EL MUNDO
El Saddam Hussein que yo conocí a fines de los ‘70
El periodista británico Robert Fisk estuvo en Bagdad a fines de la década del 70 para una cumbre de países opuestos a la paz entre Egipto e Israel. Aquí describe al Saddam que conoció: amable pero terrorífico.
Por Robert Fisk*
Desde Bagdad
¿Era éste en verdad el hombre cuya mano estreché hace casi un cuarto de siglo? Pasé 24 horas mirando una y otra vez esos videos. Mientras más los veo, más se convierte Saddam Hussein en un animal salvaje. Un estadounidense entrevistado por una agencia de noticias señaló que se había dirigido de inmediato a una iglesia a orar por él.
El rostro que recuerdo de mi encuentro con él en aquella fecha era mofletudo en una forma que algo tenía de insolente, con el bigote tan bien recortado que daba la impresión de que se lo habían pegado con goma, y ese enorme traje cruzado como los que usaban los líderes nazis, demasiado holgado y flojo en los hombros.
Así pues, volví a mirar esos videos. Cierto, la criatura acosada que muestran no puede retroceder la película. Sus días, como dicen, han terminado. ¿Pensaba ya en escribir sus memorias? Después de encontrar su pequeña biblioteca al lado de su último escondrijo en el Tigris, no me sorprendería. Durante su largo y terrible reinado solía inundar a los reporteros con tratados sobre relaciones internacionales y los derechos de la mujer, y acabó su reinado inundando a su pueblo con novelas rosas. Ayer encontré la filosofía de Ibn Khaldun entre sus libros.
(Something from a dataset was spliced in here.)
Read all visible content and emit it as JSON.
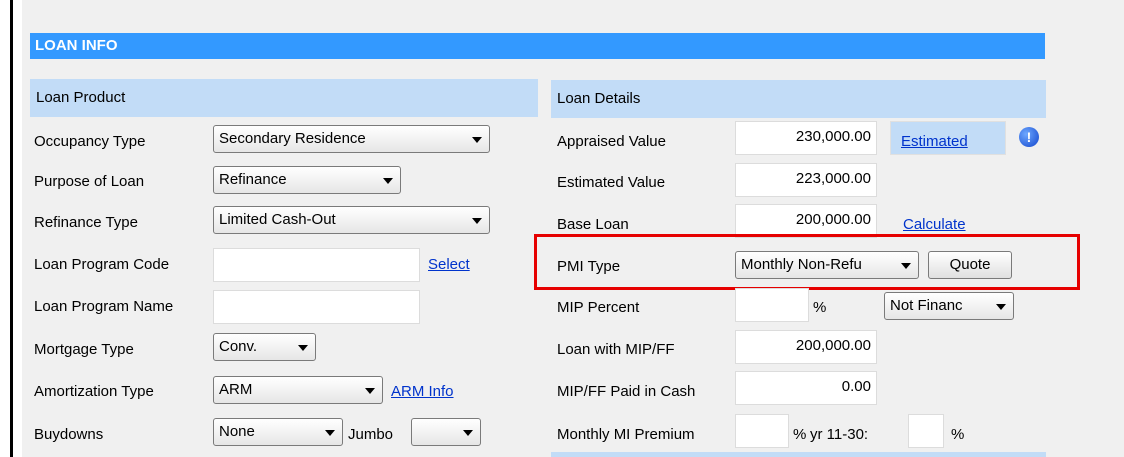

Allá a fines de los ‘70 estuve sentado junto a él en la reunión cumbre del “frente del rechazo”, cuando Bagdad encabezó la resistencia a la iniciativa de paz de Anuar Sadat con Israel. Allí estaban Hafez Assad, de Siria; el rey Hussein de Jordania y una porción de grandes personajes de Medio Oriente, hoy difuntos. Cómo caen los poderosos.
Ahora recuerdo que cuando sonreía –lo cual hacía con demasiada frecuencia– los labios se le retraían demasiado de los dientes, de modo que su calidez se transformaba en una especie de gesto maligno y bestial. En televisión no tenía ese aspecto. Pero cuando uno estaba junto a él, respirando el mismo aire, eso era lo que veía.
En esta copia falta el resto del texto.